TUESDAY, MARCH 6: Mark Stacey, who won the 2000 Australian Rally Championship title as navigator for Possum Bourne, will team up with 500cc motorcycle legend Michael Doohan in next month's Targa Tasmania event. Mercedes-Benz announced today...
TUESDAY, MARCH 6: Mark Stacey, who won the 2000 Australian Rally Championship title as navigator for Possum Bourne, will team up with 500cc motorcycle legend Michael Doohan in next month's Targa Tasmania event.
Mercedes-Benz announced today that Stacey would be Doohan's navigator for the five-times 500cc world champion's car racing debut in a CLK 55 AMG coupe.
Doohan, who retired from motorcycle racing in 1999 because of injuries, said recruiting Stacey would help combat his inexperience in the Targa tarmac rally, which will be held from April 18-24.
"Mark is one of the best navigators on the Australian rallying scene, and it's going to be good having him calling the shots from the seat next to me," said Doohan.
"This is my first official car race, so everything is going to be new to me and Mark has the experience we need to be as competitive as possible."
Stacey, 42, had his most successful year in 2000, navigating alongside Bourne in a works four-wheel-drive Subaru WRX to win the Asia Pacific Championship, as well as the Australian title.

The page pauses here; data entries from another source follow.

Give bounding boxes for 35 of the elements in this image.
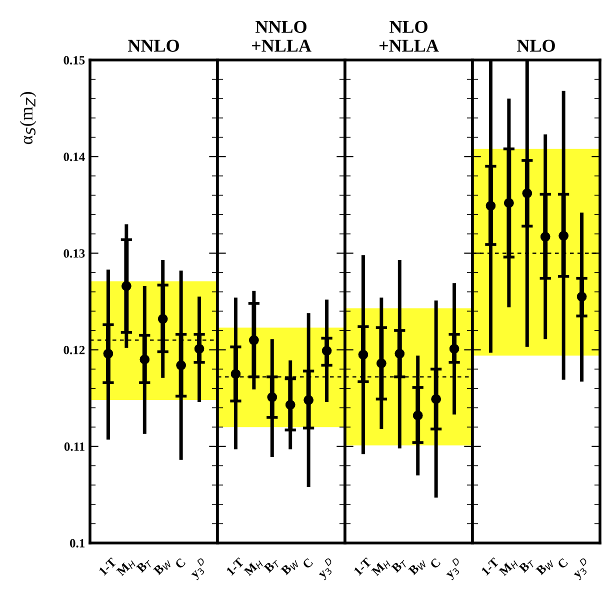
- x-tick-label: B$_{W}$: [153, 557, 172, 577]
- x-tick-label: C: [302, 558, 314, 570]
- x-tick-label: B$_{W}$: [280, 557, 300, 577]
- x-tick-label: 1-T: [98, 557, 117, 576]
- x-tick-label: B$_{W}$: [536, 557, 555, 577]
- y-tick-label: 0.15: [64, 56, 85, 65]
- y-axis-title: α$_{S}$(m$_{Z}$): [20, 92, 36, 144]
- x-tick-label: C: [557, 558, 568, 570]
- x-tick-label: M$_{H}$: [498, 558, 519, 578]
- x-tick-label: y$_{3}$$^{D}$: [570, 557, 593, 580]
- x-tick-label: C: [174, 558, 186, 570]
- x-tick-label: C: [430, 558, 441, 570]
- y-tick-label: 0.13: [64, 249, 85, 258]
- x-tick-label: y$_{3}$$^{D}$: [442, 557, 466, 580]
- x-tick-label: B$_{W}$: [408, 557, 428, 577]
- x-tick-label: B$_{T}$: [518, 557, 536, 574]
- y-tick-label: 0.14: [64, 152, 85, 162]
- x-tick-label: y$_{3}$$^{D}$: [188, 557, 210, 580]
- y-tick-label: 0.1: [70, 539, 84, 548]
- x-tick-label: y$_{3}$$^{D}$: [315, 557, 338, 580]
- x-tick-label: 1-T: [481, 557, 500, 576]
- x-tick-label: B$_{T}$: [264, 557, 281, 574]
- x-tick-label: M$_{H}$: [244, 558, 264, 578]
- y-tick-label: 0.11: [64, 442, 84, 451]
- chart-title: NLO +NLLA: [379, 20, 439, 52]
- x-tick-label: M$_{H}$: [116, 558, 136, 578]
- x-tick-label: 1-T: [354, 557, 372, 576]
- x-tick-label: 1-T: [226, 557, 244, 576]
- x-tick-label: M$_{H}$: [371, 558, 392, 578]
- y-tick-label: 0.12: [64, 346, 85, 354]
- chart-title: NLO: [517, 40, 555, 52]
- x-tick-label: B$_{T}$: [391, 557, 408, 574]
- x-tick-label: B$_{T}$: [136, 557, 154, 574]
- chart-title: NNLO: [128, 40, 179, 52]
- chart-title: NNLO +NLLA: [252, 20, 312, 52]
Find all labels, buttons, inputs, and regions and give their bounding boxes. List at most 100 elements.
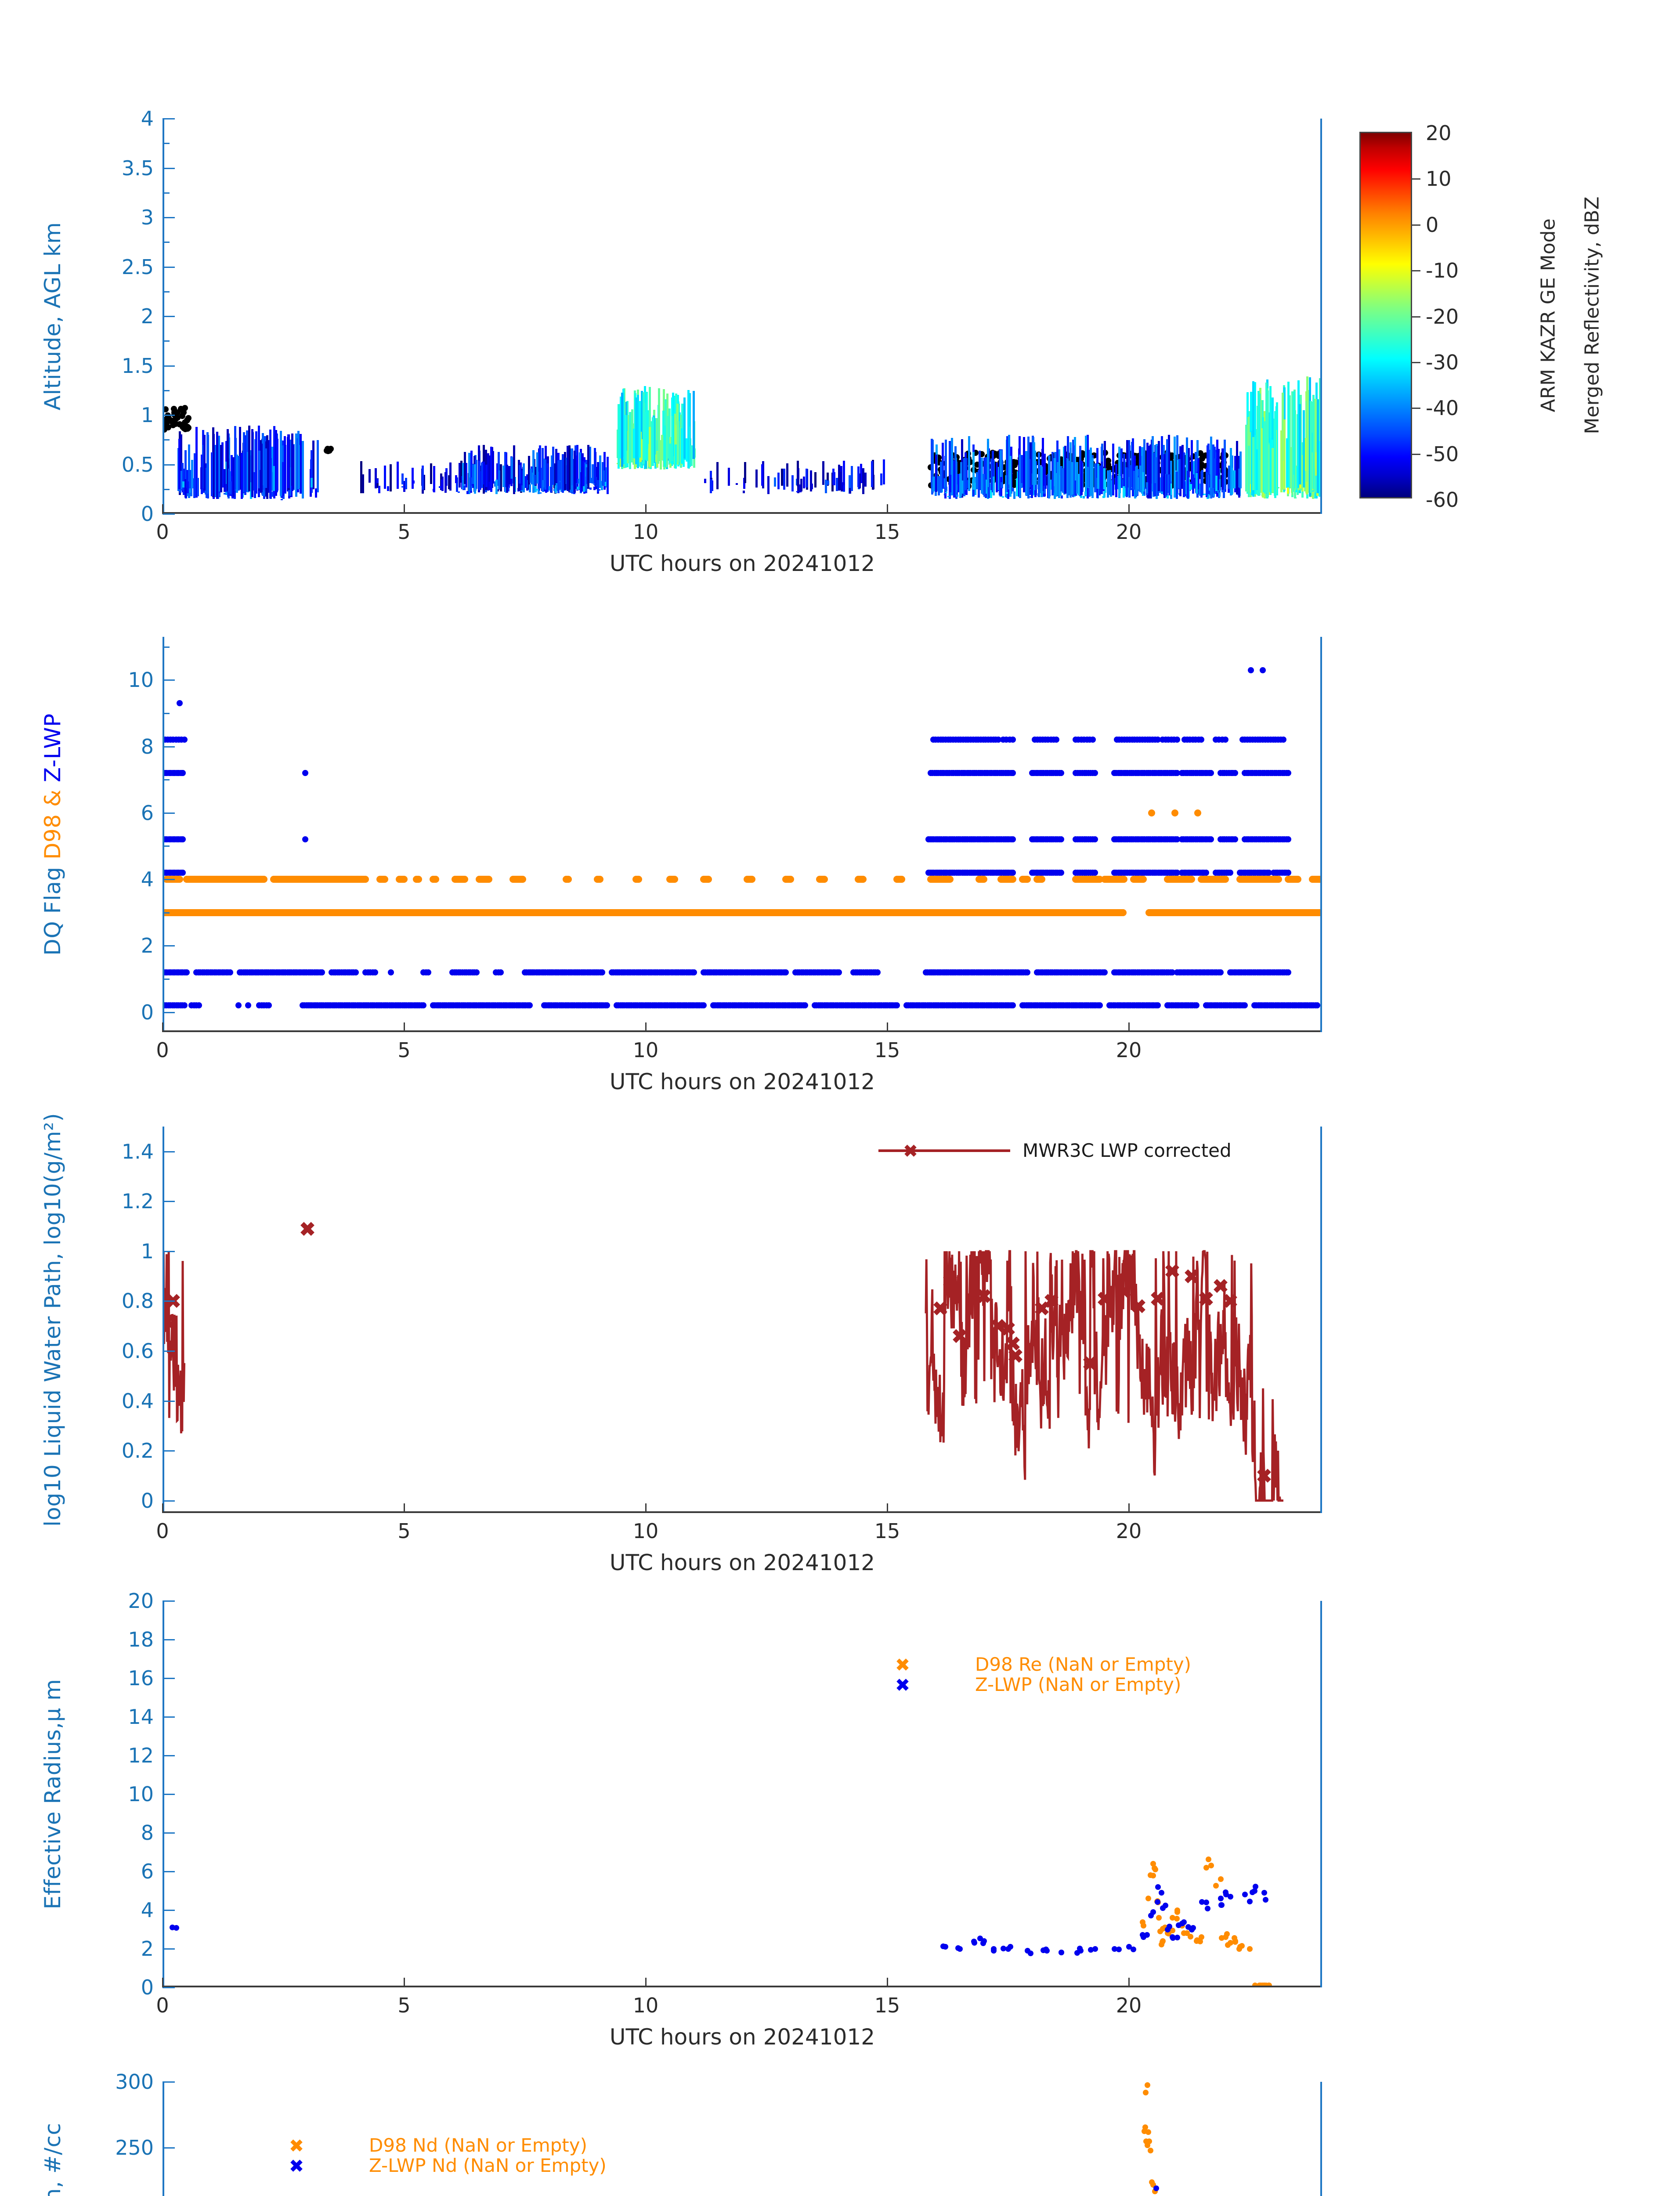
panel-dqflag: 0 2 4 6 8 10 0 5 10 15 20 — [163, 637, 1322, 1032]
reflectivity-column — [761, 464, 763, 486]
reflectivity-column — [981, 458, 983, 494]
flag-marker — [498, 969, 504, 975]
reflectivity-column — [401, 473, 404, 485]
reflectivity-column — [193, 478, 195, 498]
reflectivity-column — [658, 388, 660, 461]
reflectivity-column — [1009, 456, 1012, 497]
reflectivity-column — [1306, 482, 1308, 495]
reflectivity-column — [1123, 454, 1125, 488]
reflectivity-column — [1109, 470, 1111, 495]
reflectivity-column — [281, 499, 283, 500]
reflectivity-column — [180, 471, 182, 489]
reflectivity-column — [536, 452, 538, 484]
panel-reflectivity-xtick — [162, 504, 163, 514]
reflectivity-column — [1107, 470, 1109, 498]
flag-marker — [181, 1002, 188, 1008]
flag-marker — [1010, 836, 1016, 842]
reflectivity-column — [1143, 491, 1145, 495]
reflectivity-column — [589, 488, 592, 490]
reflectivity-column — [864, 473, 867, 487]
flag-marker — [691, 969, 697, 975]
reflectivity-column — [481, 462, 483, 488]
flag-marker — [302, 770, 308, 776]
flag-marker — [1010, 870, 1016, 876]
reflectivity-column — [687, 390, 690, 468]
reflectivity-column — [649, 427, 651, 467]
flag-marker — [894, 1002, 900, 1008]
reflectivity-column — [1084, 491, 1087, 495]
flag-marker — [181, 737, 188, 743]
flag-marker — [1053, 737, 1059, 743]
reflectivity-column — [478, 461, 481, 491]
panel-reflectivity-ytick — [163, 365, 175, 367]
reflectivity-column — [571, 492, 574, 493]
reflectivity-column — [683, 461, 685, 464]
reflectivity-column — [1002, 496, 1004, 498]
reflectivity-column — [833, 472, 835, 486]
flag-marker — [783, 969, 789, 975]
reflectivity-column — [594, 448, 596, 483]
reflectivity-column — [972, 452, 975, 489]
reflectivity-column — [767, 476, 770, 494]
reflectivity-column — [397, 462, 399, 489]
reflectivity-column — [216, 432, 218, 499]
panel-reflectivity-ytick — [163, 513, 175, 515]
flag-marker — [184, 969, 190, 975]
flag-marker — [1097, 1002, 1103, 1008]
panel-dqflag-plot — [163, 637, 1322, 1032]
reflectivity-column — [387, 486, 389, 491]
reflectivity-column — [1031, 485, 1033, 498]
reflectivity-column — [1158, 441, 1160, 491]
reflectivity-column — [800, 479, 802, 491]
reflectivity-column — [1025, 451, 1027, 495]
reflectivity-column — [265, 448, 267, 488]
reflectivity-column — [220, 445, 222, 492]
reflectivity-column — [593, 487, 596, 490]
reflectivity-column — [1129, 465, 1131, 490]
reflectivity-column — [463, 486, 466, 490]
flag-marker — [1232, 836, 1238, 842]
reflectivity-column — [1178, 459, 1181, 489]
reflectivity-cloud-base-dot — [166, 417, 172, 423]
panel-reflectivity-ytick — [163, 267, 175, 268]
reflectivity-column — [238, 456, 240, 491]
reflectivity-column — [871, 461, 873, 487]
reflectivity-column — [269, 430, 271, 498]
flag-marker — [353, 969, 359, 975]
reflectivity-column — [1080, 461, 1083, 495]
reflectivity-column — [743, 491, 745, 493]
reflectivity-column — [842, 482, 845, 485]
reflectivity-column — [1085, 436, 1087, 496]
reflectivity-column — [935, 455, 937, 492]
reflectivity-column — [224, 469, 226, 492]
reflectivity-column — [248, 426, 250, 491]
reflectivity-column — [508, 466, 510, 484]
reflectivity-column — [498, 470, 500, 489]
flag-marker — [1285, 870, 1291, 876]
reflectivity-column — [284, 436, 286, 493]
reflectivity-column — [1016, 478, 1018, 496]
reflectivity-column — [851, 466, 853, 491]
reflectivity-column — [1071, 462, 1073, 495]
reflectivity-column — [657, 451, 659, 464]
panel-reflectivity-right-spine — [1320, 119, 1322, 514]
reflectivity-column — [1274, 411, 1276, 498]
reflectivity-cloud-base-dot — [326, 448, 332, 454]
panel-reflectivity-ytick-label: 0 — [141, 502, 154, 526]
reflectivity-column — [1248, 446, 1250, 495]
flag-marker — [425, 969, 431, 975]
flag-marker — [420, 1002, 426, 1008]
reflectivity-column — [822, 461, 824, 485]
reflectivity-column — [803, 477, 805, 488]
flag-marker — [1203, 870, 1209, 876]
reflectivity-column — [932, 477, 935, 491]
reflectivity-column — [716, 462, 719, 490]
panel-reflectivity-xtick — [645, 504, 647, 514]
reflectivity-column — [444, 472, 447, 492]
reflectivity-column — [1166, 474, 1168, 496]
reflectivity-column — [244, 435, 246, 495]
reflectivity-column — [704, 479, 706, 484]
reflectivity-column — [1020, 483, 1022, 488]
flag-marker — [1198, 737, 1204, 743]
panel-reflectivity-ytick-label: 2.5 — [122, 255, 154, 279]
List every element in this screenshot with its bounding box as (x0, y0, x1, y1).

In a career spanning 20 years, Brisbane-based Stacey has also won four Group N class national rally titles with Mitsubishi, and his record includes three starts in Targa with a best result of third in 1995.
"The nature of the course and variety of cars always makes Targa exciting, and I also enjoy it because it's a full tarmac rally and most other events we do are on gravel," said Stacey.
"This is a unique chance to race with Mercedes-Benz and Mick (Doohan), who I always admired because he kept winning at will on motorcycles, whatever the conditions and circumstances."
Stacey said the biggest challenge he and Doohan would face in Targa was formulating an effective pace-noting system for the 2,200km event, which includes 500km in 54 competitive stages.
"Mick is a professional racer with a feel for speed, cornering, and braking, but to start with he probably won't find it easy to learn how to use pace notes," said Stacey.
"We'll do some desk-top instructions before trying anything on the roads, and then it's a question of getting into a routine that he feels comfortable with."
Stacey said a planned reconnaissance trip by himself and Doohan to Tasmania later this month would be crucial to their prospects.
"This will give Mick and I the chance to write notes over the Targa course, and experience on how he can best use the constant feed of information describing the road ahead," said Stacey.
"Many other teams in Targa have been working together for years, so they have an advantage, but if we keep our expectations realistic and prepare the best we can then I think we'll be okay."
"One thing in our favour is there are quite a few new stages this year, and they've also changed some of the old ones, so that will level out the playing field in some respects."
The eight-cylinder car Doohan and Stacey will drive in the Targa event was prepared by engineers at Mercedes-AMG in Germany and arrived in Australia in late January.
Before competing in Targa with Doohan, Stacey will team up with New Zealander Bourne in a Subaru in the opening round of this year's Australian Rally Championship near Perth from March 30-April 1.
The Targa event, which has attracted more than 280 entries, is promoted by global sports marketing company Octagon Worldwide, the sports marketing and entertainment division of the Interpublic Group, one of the world's largest advertising and marketing communications groups.
Octagon Worldwide's other motorsport events in Australia for 2001 include the Grand Prix Rally in Victoria from February 24-28, and the Australian Safari international cross-country rally in the Northern Territory from August 19-26.